What was I saying? Oh yeah. Rob’s a great guy, yadda yadda. He does love his bacon/pepperoni pizzas (four, dude? Wow) and still would love if Jimmy Buffet turned out to be his real dad and if Rivalries’ hot Chili Buffalo sauce came out of faucets in lieu of water. I did get a lot of compliments that the blog has returned, which I really appreciate.

The Ben Night – After a long night and a straight three-and-a-half-hour drive to Plymouth, MA, (complete with bumper to bumper traffic once we neared the Cape Cod area), Day Two was my first and only wedding of 2005 for my good friends Ben and Jen. Now, we can all complain about our hectic schedules but I think Ben’s tops pretty much anyone I know. He took a job directing games with the LA Kings recently and barely moved out there a month ago with his fiancee, only to have to turn around and come back for their October 1st wedding, a date which they had planned months ago. They were in town for about six days before turning around and heading right back to LA Sunday. In normal jobs, this wouldn’t be that big of a deal. However, the Kings’ opening night is planned for this week and they’ve told him that it’s the most important home opener in thier history. No pressure, Big Ben, no pressure.
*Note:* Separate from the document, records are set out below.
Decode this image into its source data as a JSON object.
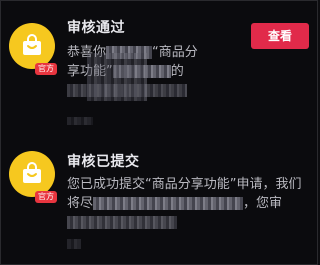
{
  "messages": [
    {
      "title": "审核通过",
      "badge": "官方",
      "button_label": "查看",
      "lines": [
        "恭喜你",
        "“商品分",
        "享功能”",
        "的"
      ]
    },
    {
      "title": "审核已提交",
      "badge": "官方",
      "lines": [
        "您已成功提交“商品分享功能”申请，我们",
        "将尽",
        "，您审"
      ]
    }
  ],
  "colors": {
    "avatar": "#f6c81f",
    "badge": "#e8353f",
    "button": "#e12a4a",
    "background": "#0b0b0e"
  },
  "icons": [
    "shopping-bag-icon"
  ]
}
Upon arriving at the ceremony, I caught up with Ben and some others and was given the task of helping break down a sound system at the ceremoney and transporting it back over to the reception hall for the party. We’re not talking about a boom box here – it was two big mounted speakers, 50 ft. of cable and a big soundboard. After a pretty quick and interesting ceremony, myself and two other guys turned into the Wedding Roadies and started packing up, trying to stick to a pretty well-timed out schedule. But this is Nason involved, so SOMETHING was bound to happen. The first problem was trying to lug out and then drive out two carloads of equipment while the wedding party was still getting congratulations from all of the guests in the recieving line, almost directly in the way of where we had to go. We finagled another path and made it out, unloading and setting up while everyone was enjoying cocktails in another room. However, not having ever set up audio equipment, we kind of winged it just trying to make sure everything was ready to go before the guests started entering the main room and the wedding party arrived.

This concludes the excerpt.